We are walking because Braid started five years ago this month as a challenge.
As we celebrate this milestone, this walk is symbolic of Braid’s earliest days, when we were new to the city of San Francisco and new to this work and totally unprepared for how steep the hills would be (literally and figuratively).
But we climbed them anyway, taking one step at a time to gain the trust of social services agencies, other nonprofit partners working with youth, prospective volunteers, and the youth and families we work with.
There are still struggles, but we are stronger and just as stubborn!
We are walking in honor of our volunteers, who give so generously of themselves and their resources every single week.
In five years, we have welcomed almost 300 people to Braid trainings, and over half of them have gone on to complete the process of becoming a volunteer. Today there are 74 active Braid volunteers, with more joining every week.
These volunteers have walked their youth through school transitions, home transitions, exploring identity, self-doubt, and all the normal throes of adolescence. By showing up every week, they help our youth truly begin to believe in their dignity and worth and rise above the wounds of abuse and abandonment they carry.
We never want our amazing volunteers to feel a financial burden because of their service.
Your support helps us host All-Braid events and thank-you dinners for volunteers so they can connect and be part of a larger community, and it helps us cover the costs of transportation and special outings.
We are walking to help Braid grow into its next five years.

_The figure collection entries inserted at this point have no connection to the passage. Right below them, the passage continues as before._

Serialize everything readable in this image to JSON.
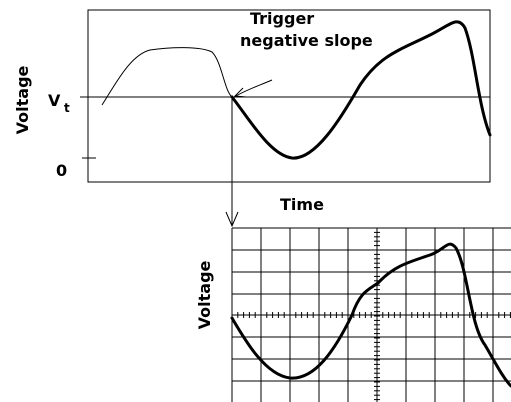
{
  "top_plot": {
    "y_label": "Voltage",
    "vt_label": "V",
    "vt_subscript": "t",
    "zero_label": "0",
    "x_label": "Time"
  },
  "annotation": {
    "line1": "Trigger",
    "line2": "negative slope"
  },
  "scope": {
    "y_label": "Voltage"
  }
}
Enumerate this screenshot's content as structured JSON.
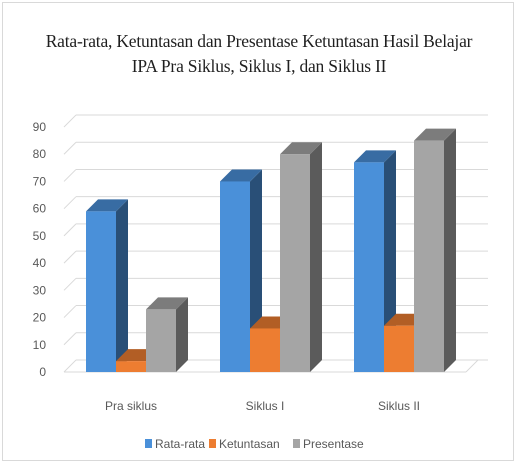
{
  "chart_data": {
    "type": "bar",
    "title_line1": "Rata-rata, Ketuntasan dan Presentase Ketuntasan  Hasil Belajar",
    "title_line2": "IPA Pra Siklus, Siklus I, dan Siklus II",
    "categories": [
      "Pra siklus",
      "Siklus I",
      "Siklus II"
    ],
    "series": [
      {
        "name": "Rata-rata",
        "values": [
          59,
          70,
          77
        ],
        "color": "#4a90d9"
      },
      {
        "name": "Ketuntasan",
        "values": [
          4,
          16,
          17
        ],
        "color": "#ed7d31"
      },
      {
        "name": "Presentase",
        "values": [
          23,
          80,
          85
        ],
        "color": "#a5a5a5"
      }
    ],
    "ylim": [
      0,
      90
    ],
    "yticks": [
      "0",
      "10",
      "20",
      "30",
      "40",
      "50",
      "60",
      "70",
      "80",
      "90"
    ],
    "grid": true,
    "legend_position": "bottom",
    "style": "3d-column"
  }
}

Across the board, we hear that Braid’s unique mentoring model works, providing steady support for youth who haven’t had enough long-term positive adult relationships.
Whereas the average tenure of most social services providers can be just a few months, we have ten youth who have been matched with a Braid team for two years or longer, and 80% of the mentors on those teams have been active for more than a year of that time.
Our volunteers are able to make this commitment because Braid’s team model ensures that they never feel alone in this work.
And our model is effective because we are able to tell youth that their mentors are not paid to spend time with them. Braid is never paid for its services, and we are able to stay with youth long-term because we are not dependent on government funding.
As our program spreads throughout the Bay Area and more and more volunteers find their way to this mission, we want to be able to provide the tools to help them succeed.